Noah Tanabe wrote: ”My grandfather is proud of having voted in every single presidential election since he was awarded his citizenship in order to serve during WWII. Here he is, 93 years old and on his deathbed, with my aunt helping him fill out one last ballot.”
The Associated Press reports:
Barbara Tanabe read aloud the names of the candidates to her dad. He either nodded “yes” to the names or shook his head “no.” She filled in the boxes on his behalf, following his instructions even when he didn’t pick the people she wanted.
“There were some that were OK, but there were others where I said, ‘Dad, are you sure?’” she said.
But he knew what he was doing. He’s kept up on the issues, reading newspapers regularly until only recently, she said.

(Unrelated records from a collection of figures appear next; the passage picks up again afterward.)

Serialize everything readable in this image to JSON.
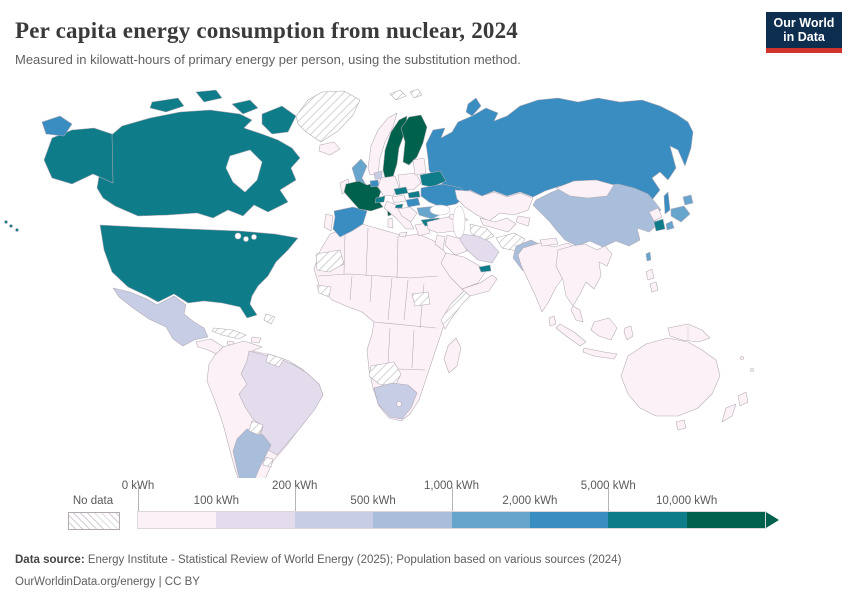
{
  "header": {
    "title": "Per capita energy consumption from nuclear, 2024",
    "subtitle": "Measured in kilowatt-hours of primary energy per person, using the substitution method.",
    "logo_line1": "Our World",
    "logo_line2": "in Data",
    "logo_bg": "#0d2e4e",
    "logo_red": "#d0342c"
  },
  "legend": {
    "no_data_label": "No data",
    "colors": [
      "#fcf1f7",
      "#e2dcec",
      "#c7cde4",
      "#a9bedb",
      "#68a5cd",
      "#3a8dc0",
      "#0f7d89",
      "#00624d"
    ],
    "ticks": [
      {
        "label": "0 kWh",
        "row": "top",
        "f": 0
      },
      {
        "label": "100 kWh",
        "row": "bottom",
        "f": 0.125
      },
      {
        "label": "200 kWh",
        "row": "top",
        "f": 0.25
      },
      {
        "label": "500 kWh",
        "row": "bottom",
        "f": 0.375
      },
      {
        "label": "1,000 kWh",
        "row": "top",
        "f": 0.5
      },
      {
        "label": "2,000 kWh",
        "row": "bottom",
        "f": 0.625
      },
      {
        "label": "5,000 kWh",
        "row": "top",
        "f": 0.75
      },
      {
        "label": "10,000 kWh",
        "row": "bottom",
        "f": 0.875
      }
    ]
  },
  "map": {
    "palette": {
      "no_data": "url(#hatch)",
      "b1": "#fcf1f7",
      "b2": "#e2dcec",
      "b3": "#c7cde4",
      "b4": "#a9bedb",
      "b5": "#68a5cd",
      "b6": "#3a8dc0",
      "b7": "#0f7d89",
      "b8": "#00624d"
    },
    "regions": {
      "greenland": "no_data",
      "svalbard": "no_data",
      "canada": "b7",
      "canada_arctic": "b7",
      "alaska": "b7",
      "hawaii": "b7",
      "usa": "b7",
      "chukotka": "b6",
      "mexico": "b3",
      "central_america": "b1",
      "cuba": "no_data",
      "bahamas": "no_data",
      "hispaniola": "b1",
      "jamaica": "b1",
      "south_america": "b1",
      "brazil": "b2",
      "argentina": "b4",
      "paraguay": "no_data",
      "uruguay": "no_data",
      "guyanas": "no_data",
      "falkland": "b1",
      "iceland": "b1",
      "norway": "b1",
      "sweden": "b8",
      "finland": "b8",
      "denmark": "b1",
      "uk": "b5",
      "ireland": "b1",
      "portugal": "b1",
      "spain": "b6",
      "france": "b8",
      "corsica": "b8",
      "netherlands": "b3",
      "belgium": "b6",
      "germany": "b1",
      "switzerland": "b7",
      "austria": "b1",
      "italy": "b1",
      "sardinia": "b1",
      "sicily": "b1",
      "poland": "b1",
      "czechia": "b7",
      "slovakia": "b7",
      "hungary": "b6",
      "slovenia": "b7",
      "balkans": "b1",
      "greece": "b1",
      "baltics": "b1",
      "belarus": "b7",
      "ukraine": "b6",
      "romania": "b5",
      "bulgaria": "b7",
      "russia": "b6",
      "sakhalin": "b6",
      "novaya_zemlya": "b6",
      "kazakhstan": "b1",
      "uzbekistan": "b1",
      "turkmenistan": "no_data",
      "kyrgyzstan": "b1",
      "afghanistan": "no_data",
      "iran": "b2",
      "turkey": "b1",
      "levant": "b1",
      "iraq": "b1",
      "saudi_arabia": "b1",
      "yemen_oman": "b1",
      "uae": "b7",
      "caucasus": "b1",
      "armenia": "b7",
      "pakistan": "b4",
      "india": "b1",
      "nepal": "b1",
      "sri_lanka": "b1",
      "china": "b4",
      "mongolia": "b1",
      "north_korea": "b1",
      "south_korea": "b7",
      "japan": "b5",
      "taiwan": "b5",
      "indochina": "b1",
      "malay_peninsula": "b1",
      "philippines": "b1",
      "indonesia": "b1",
      "new_guinea": "b1",
      "australia": "b1",
      "tasmania": "b1",
      "new_zealand": "b1",
      "pacific_islands": "b1",
      "africa": "b1",
      "madagascar": "b1",
      "south_africa": "b3",
      "lesotho": "b1",
      "western_sahara": "no_data",
      "guinea_region": "no_data",
      "somalia_region": "no_data",
      "south_sudan": "no_data",
      "namibia_botswana": "no_data"
    }
  },
  "chart_data": {
    "type": "heatmap",
    "subtype": "choropleth-world-map",
    "title": "Per capita energy consumption from nuclear, 2024",
    "unit": "kilowatt-hours of primary energy per person (substitution method)",
    "legend_position": "bottom",
    "bins": [
      {
        "label": "0-100 kWh",
        "color": "#fcf1f7",
        "countries": [
          "Norway",
          "Germany",
          "Italy",
          "Poland",
          "Portugal",
          "Ireland",
          "Denmark",
          "Iceland",
          "Greece",
          "Turkey",
          "Kazakhstan",
          "Mongolia",
          "India",
          "Indonesia",
          "Philippines",
          "Australia",
          "New Zealand",
          "Saudi Arabia",
          "Egypt",
          "Nigeria",
          "most of Africa",
          "Chile",
          "Peru",
          "Colombia",
          "Venezuela",
          "Bolivia",
          "Central America",
          "North Korea"
        ]
      },
      {
        "label": "100-200 kWh",
        "color": "#e2dcec",
        "countries": [
          "Brazil",
          "Iran"
        ]
      },
      {
        "label": "200-500 kWh",
        "color": "#c7cde4",
        "countries": [
          "Mexico",
          "Netherlands",
          "South Africa"
        ]
      },
      {
        "label": "500-1,000 kWh",
        "color": "#a9bedb",
        "countries": [
          "China",
          "Argentina",
          "Pakistan"
        ]
      },
      {
        "label": "1,000-2,000 kWh",
        "color": "#68a5cd",
        "countries": [
          "United Kingdom",
          "Japan",
          "Romania",
          "Taiwan"
        ]
      },
      {
        "label": "2,000-5,000 kWh",
        "color": "#3a8dc0",
        "countries": [
          "Russia",
          "Ukraine",
          "Spain",
          "Hungary",
          "Belgium"
        ]
      },
      {
        "label": "5,000-10,000 kWh",
        "color": "#0f7d89",
        "countries": [
          "United States",
          "Canada",
          "South Korea",
          "Switzerland",
          "Czechia",
          "Slovakia",
          "Slovenia",
          "Bulgaria",
          "Belarus",
          "United Arab Emirates",
          "Armenia"
        ]
      },
      {
        "label": "10,000+ kWh",
        "color": "#00624d",
        "countries": [
          "France",
          "Sweden",
          "Finland"
        ]
      }
    ],
    "no_data": [
      "Greenland",
      "Cuba",
      "Paraguay",
      "Uruguay",
      "Guyana",
      "Suriname",
      "Western Sahara",
      "Mauritania",
      "Somalia",
      "South Sudan",
      "Namibia",
      "Botswana",
      "Turkmenistan",
      "Afghanistan",
      "Svalbard"
    ]
  },
  "footer": {
    "source_label": "Data source:",
    "source_text": " Energy Institute - Statistical Review of World Energy (2025); Population based on various sources (2024)",
    "link_line": "OurWorldinData.org/energy | CC BY"
  }
}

Tanabe had been a student at the University of Washington when Franklin D. Roosevelt ordered the internment of over 100,000 Japanese-Americans during the start of the war. He then joined the Army while at the Tule Lake internment camp in California, and served in the 100th Infantry Battalion and 442nd Regimental Combat Team—which went on to become the most decorated regiment in U.S. military history.
But the AP adds that Tanabe’s ballot could be considered invalid if he dies before November 6:
Glenn Takahashi, Honolulu election administrator, said absentee ballots cast by voters who later die become invalid if the state Department of Health notifies elections officials of the death before Election Day. To void a ballot when that happens, officials have to be able to sort through tens of thousands of ballots to find the one in question. This is not always practical, and so the ballot is counted if it isn’t.
So, who did Tanabe vote for? We don’t know for sure, but Noah adds in the comments section on his post that his grandfather has always been “a lifelong Democrat, so I can’t imagine he didn’t vote [for] Obama.”